The Survival Challenge (Or, When are You Coming, Baby Casper?)
November is here and with a new month comes a new challenge.
Except I don’t have a challenge prepared.
I genuinely thought that by today, I’d be knee deep in new mommy-hood, aka survival mode, where my main jobs would be eating, sleeping and taking care of my family.
But as of this final edit (morning of Wednesday, November 4), I’m still pregnant. And waiting.
So I did what any about-to-pop-going-out-of-my-mind-40-week-pregnant woman would do.
I registered Lila’s Wand, the short story that I’ve been threatening to turn into a book for months, for National November Write a Novel (NaNoWriMo) 2015. This time last year, I participated in NaNoWriMo and wrote a 50,000 word novel about the dysfunctional life of a successful advice columnist in 30 days. It was an intense and insane experience that I vowed never to do again.
But since I’m in baby limbo mode, and since I’ve been writing a lot recently (and since time so conveniently makes us forget certain painful memories), I figured – why not. I’m doing something that keeps me busy and creative. I’m not keeping the furious schedule that I set for myself last year. And I’m under no obligation to finish.

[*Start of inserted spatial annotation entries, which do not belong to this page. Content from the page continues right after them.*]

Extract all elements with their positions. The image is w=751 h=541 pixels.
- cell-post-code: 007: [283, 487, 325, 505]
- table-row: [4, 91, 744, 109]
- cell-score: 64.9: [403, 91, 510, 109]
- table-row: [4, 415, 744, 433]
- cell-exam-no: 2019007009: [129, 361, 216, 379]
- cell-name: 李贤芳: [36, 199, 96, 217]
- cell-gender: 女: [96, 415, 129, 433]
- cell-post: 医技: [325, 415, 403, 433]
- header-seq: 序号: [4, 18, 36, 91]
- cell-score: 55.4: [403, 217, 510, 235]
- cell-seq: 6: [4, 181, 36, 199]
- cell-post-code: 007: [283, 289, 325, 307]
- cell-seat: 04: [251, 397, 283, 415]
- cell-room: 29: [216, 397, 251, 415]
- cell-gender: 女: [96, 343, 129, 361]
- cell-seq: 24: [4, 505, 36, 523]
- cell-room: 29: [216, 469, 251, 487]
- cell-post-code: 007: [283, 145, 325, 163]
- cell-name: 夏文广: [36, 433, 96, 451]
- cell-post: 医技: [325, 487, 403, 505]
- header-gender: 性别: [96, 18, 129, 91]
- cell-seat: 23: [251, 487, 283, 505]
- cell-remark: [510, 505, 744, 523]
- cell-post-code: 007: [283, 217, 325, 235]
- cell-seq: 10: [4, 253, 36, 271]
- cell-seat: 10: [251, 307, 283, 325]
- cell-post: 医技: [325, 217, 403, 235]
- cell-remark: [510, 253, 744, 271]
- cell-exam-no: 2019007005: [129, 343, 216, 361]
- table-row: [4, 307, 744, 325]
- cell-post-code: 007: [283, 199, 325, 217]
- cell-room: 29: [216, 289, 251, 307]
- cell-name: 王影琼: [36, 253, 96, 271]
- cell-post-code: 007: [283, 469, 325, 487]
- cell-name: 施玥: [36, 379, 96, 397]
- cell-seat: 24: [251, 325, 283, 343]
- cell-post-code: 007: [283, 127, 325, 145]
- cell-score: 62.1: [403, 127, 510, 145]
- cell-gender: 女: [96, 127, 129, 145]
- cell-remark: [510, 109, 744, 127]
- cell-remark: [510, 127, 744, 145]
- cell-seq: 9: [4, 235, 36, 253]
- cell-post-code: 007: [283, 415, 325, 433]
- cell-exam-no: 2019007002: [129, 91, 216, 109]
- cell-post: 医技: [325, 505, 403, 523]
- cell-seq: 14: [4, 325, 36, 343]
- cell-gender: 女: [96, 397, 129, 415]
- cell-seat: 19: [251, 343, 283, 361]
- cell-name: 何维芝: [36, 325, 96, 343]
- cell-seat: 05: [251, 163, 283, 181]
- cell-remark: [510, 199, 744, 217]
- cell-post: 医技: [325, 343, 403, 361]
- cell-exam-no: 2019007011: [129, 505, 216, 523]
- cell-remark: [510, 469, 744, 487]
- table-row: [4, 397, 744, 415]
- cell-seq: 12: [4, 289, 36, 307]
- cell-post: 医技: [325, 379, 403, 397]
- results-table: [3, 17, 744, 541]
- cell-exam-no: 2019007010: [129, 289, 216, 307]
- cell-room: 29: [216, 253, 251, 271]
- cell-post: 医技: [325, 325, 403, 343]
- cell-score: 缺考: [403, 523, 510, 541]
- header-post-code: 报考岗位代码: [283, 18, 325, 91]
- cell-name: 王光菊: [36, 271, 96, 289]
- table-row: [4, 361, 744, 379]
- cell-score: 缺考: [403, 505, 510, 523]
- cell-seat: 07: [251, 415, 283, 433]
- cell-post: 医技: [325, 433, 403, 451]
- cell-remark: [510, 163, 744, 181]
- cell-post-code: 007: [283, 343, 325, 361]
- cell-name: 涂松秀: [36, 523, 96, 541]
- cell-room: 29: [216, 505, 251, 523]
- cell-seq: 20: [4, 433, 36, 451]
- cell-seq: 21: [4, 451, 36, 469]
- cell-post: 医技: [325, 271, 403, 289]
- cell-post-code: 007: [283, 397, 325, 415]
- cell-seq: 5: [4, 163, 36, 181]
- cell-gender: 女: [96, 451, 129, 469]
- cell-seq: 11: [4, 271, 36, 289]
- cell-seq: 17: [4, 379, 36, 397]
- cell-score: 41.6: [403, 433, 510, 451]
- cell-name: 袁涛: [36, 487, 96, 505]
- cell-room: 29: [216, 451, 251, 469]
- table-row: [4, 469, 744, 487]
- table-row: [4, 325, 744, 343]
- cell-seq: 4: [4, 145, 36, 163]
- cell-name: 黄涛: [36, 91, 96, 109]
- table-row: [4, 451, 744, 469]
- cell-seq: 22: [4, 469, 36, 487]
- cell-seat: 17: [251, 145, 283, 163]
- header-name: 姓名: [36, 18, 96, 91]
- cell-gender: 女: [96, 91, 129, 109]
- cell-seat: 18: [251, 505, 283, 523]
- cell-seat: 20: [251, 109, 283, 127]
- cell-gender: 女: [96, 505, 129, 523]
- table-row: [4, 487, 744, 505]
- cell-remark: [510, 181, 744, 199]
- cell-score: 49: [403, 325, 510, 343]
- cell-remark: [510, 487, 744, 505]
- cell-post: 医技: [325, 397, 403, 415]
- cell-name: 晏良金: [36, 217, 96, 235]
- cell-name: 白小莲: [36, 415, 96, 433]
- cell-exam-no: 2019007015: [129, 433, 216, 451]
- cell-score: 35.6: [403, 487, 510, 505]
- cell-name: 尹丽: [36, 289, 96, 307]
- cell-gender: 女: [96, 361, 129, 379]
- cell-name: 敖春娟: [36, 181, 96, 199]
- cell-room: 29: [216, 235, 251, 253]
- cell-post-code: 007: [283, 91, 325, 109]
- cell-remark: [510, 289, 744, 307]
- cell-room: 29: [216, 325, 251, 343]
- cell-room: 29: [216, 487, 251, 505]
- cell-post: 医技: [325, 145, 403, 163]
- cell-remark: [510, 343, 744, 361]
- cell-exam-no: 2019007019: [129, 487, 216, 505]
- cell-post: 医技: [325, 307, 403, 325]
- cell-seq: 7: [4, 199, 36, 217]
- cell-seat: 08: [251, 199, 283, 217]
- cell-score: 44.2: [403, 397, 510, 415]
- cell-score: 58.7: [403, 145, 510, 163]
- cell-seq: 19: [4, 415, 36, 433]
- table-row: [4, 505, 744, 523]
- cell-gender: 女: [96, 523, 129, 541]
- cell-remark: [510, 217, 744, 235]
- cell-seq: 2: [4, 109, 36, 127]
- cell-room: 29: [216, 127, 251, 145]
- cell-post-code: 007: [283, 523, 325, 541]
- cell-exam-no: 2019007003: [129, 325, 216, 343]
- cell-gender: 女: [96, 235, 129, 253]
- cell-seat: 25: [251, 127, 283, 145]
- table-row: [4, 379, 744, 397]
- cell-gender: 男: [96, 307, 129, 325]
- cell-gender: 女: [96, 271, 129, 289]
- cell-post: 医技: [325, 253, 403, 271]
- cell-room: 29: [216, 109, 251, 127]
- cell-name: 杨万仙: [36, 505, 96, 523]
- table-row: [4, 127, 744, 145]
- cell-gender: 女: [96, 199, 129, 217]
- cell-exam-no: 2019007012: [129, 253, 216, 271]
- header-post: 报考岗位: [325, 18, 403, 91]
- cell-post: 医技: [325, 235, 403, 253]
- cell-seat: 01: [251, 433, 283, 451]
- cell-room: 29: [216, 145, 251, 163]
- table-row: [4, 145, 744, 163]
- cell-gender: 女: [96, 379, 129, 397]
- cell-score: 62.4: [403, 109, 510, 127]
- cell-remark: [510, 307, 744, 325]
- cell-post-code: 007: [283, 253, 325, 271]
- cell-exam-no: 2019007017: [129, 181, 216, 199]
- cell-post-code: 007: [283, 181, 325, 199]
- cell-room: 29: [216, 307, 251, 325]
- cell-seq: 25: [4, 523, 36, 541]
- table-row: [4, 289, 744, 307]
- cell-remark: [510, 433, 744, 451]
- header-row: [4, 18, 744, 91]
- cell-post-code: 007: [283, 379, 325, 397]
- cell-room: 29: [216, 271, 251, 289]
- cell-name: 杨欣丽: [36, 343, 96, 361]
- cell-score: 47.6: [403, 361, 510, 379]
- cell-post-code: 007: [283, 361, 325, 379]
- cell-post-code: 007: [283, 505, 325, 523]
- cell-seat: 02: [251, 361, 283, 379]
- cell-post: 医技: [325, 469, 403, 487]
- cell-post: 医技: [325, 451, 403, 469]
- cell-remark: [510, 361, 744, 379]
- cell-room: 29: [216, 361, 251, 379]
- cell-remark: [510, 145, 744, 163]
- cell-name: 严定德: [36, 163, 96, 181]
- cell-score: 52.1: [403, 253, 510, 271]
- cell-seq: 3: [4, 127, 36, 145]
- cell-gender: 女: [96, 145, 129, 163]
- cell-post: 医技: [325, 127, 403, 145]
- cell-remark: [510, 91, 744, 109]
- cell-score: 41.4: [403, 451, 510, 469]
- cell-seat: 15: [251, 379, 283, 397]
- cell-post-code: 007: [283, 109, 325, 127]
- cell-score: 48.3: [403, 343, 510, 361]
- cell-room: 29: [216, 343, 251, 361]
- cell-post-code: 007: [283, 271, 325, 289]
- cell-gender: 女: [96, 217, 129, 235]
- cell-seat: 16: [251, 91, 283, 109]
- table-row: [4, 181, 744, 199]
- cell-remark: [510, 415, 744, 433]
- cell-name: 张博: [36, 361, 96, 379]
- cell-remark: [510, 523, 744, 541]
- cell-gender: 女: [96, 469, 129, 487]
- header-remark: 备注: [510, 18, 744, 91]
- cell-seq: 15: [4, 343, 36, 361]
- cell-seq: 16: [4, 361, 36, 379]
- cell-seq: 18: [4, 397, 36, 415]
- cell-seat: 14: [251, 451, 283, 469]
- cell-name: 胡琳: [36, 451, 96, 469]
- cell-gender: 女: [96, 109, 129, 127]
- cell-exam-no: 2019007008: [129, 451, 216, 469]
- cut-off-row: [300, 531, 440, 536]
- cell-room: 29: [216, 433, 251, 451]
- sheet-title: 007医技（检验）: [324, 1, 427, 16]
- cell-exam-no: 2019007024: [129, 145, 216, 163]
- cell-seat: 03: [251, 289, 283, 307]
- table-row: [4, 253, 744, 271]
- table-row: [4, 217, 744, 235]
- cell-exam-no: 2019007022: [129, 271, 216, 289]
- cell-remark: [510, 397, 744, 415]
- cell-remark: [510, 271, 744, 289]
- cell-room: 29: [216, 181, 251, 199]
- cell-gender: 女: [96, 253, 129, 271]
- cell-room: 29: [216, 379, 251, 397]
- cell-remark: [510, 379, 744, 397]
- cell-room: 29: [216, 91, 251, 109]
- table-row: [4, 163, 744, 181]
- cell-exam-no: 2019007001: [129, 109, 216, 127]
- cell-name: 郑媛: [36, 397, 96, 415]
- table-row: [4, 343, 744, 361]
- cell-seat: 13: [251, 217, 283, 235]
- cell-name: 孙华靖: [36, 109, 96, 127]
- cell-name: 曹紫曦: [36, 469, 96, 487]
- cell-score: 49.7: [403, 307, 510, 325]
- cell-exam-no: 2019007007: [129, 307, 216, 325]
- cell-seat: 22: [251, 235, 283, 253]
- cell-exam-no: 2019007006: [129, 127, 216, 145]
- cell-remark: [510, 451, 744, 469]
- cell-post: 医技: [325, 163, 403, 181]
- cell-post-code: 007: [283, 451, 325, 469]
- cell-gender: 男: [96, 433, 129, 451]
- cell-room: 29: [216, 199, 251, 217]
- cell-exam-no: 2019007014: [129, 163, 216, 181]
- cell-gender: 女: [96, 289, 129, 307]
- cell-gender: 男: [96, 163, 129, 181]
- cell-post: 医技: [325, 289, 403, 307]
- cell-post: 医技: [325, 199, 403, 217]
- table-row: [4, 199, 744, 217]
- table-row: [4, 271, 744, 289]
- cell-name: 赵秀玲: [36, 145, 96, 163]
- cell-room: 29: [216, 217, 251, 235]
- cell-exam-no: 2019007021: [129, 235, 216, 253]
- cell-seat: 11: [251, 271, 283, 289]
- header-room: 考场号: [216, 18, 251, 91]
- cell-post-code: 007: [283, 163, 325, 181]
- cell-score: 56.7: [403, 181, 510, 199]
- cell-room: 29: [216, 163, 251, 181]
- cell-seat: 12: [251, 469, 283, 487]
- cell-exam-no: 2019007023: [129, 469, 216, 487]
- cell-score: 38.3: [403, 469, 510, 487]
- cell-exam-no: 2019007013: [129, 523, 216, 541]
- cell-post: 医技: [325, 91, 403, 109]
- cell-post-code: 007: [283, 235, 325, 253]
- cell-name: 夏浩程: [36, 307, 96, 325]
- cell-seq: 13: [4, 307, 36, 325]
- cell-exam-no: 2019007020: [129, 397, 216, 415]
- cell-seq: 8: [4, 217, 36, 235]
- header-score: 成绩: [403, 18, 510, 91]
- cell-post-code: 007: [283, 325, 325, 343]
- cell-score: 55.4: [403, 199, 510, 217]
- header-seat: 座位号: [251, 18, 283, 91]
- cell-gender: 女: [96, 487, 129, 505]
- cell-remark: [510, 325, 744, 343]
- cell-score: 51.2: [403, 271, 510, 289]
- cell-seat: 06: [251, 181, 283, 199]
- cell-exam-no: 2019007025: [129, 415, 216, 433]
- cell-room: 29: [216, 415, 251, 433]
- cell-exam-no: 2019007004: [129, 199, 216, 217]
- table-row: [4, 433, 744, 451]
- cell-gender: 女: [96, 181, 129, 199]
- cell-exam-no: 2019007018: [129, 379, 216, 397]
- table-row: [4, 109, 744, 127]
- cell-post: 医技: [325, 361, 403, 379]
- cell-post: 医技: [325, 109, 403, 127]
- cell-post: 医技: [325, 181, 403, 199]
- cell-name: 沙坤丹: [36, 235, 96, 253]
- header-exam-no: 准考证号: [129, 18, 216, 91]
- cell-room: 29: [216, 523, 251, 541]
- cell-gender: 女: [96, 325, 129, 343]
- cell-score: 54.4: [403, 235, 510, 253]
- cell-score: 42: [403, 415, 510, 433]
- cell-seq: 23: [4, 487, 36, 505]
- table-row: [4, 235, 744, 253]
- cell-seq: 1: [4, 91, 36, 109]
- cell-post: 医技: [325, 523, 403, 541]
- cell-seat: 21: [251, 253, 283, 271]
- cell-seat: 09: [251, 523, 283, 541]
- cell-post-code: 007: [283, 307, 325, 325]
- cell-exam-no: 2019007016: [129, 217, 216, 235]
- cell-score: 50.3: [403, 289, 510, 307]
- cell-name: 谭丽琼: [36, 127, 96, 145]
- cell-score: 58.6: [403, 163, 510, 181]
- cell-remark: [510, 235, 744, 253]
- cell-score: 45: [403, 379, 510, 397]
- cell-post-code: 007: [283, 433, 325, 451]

Oh, and I’ve also pre-written a number of blog posts during my nights of pregnancy insomnia, so the blogging will continue this month on a somewhat regular basis.
I wonder, should I continue to tinker with the book following the arrival of the baby, if anything remotely interesting or coherent could possibly out of my sleep deprived brain.
Or, if the long nights and bleary eyed days of life with a newborn, which involve many hours of sitting, nursing, rocking and holding the baby, could be a time to think creatively.
With my first two babies, I spent virtually all of this time glued to my iPhone or library of cheesy tv shows. This time around, I’m hoping (hoping!) to distance myself from technology and embrace mindfulness. Perhaps the time spent alone with my baby and my thoughts – assuming it’s not spent ruminating on to do’s and I want’s and I need’s – will be a positive thing. Maybe I’ll come up with some interesting and totally out of the box ideas for my story or this blog.
Or maybe not.
At the very least, I’ll get to enjoy some presence as I welcome my little one into the world.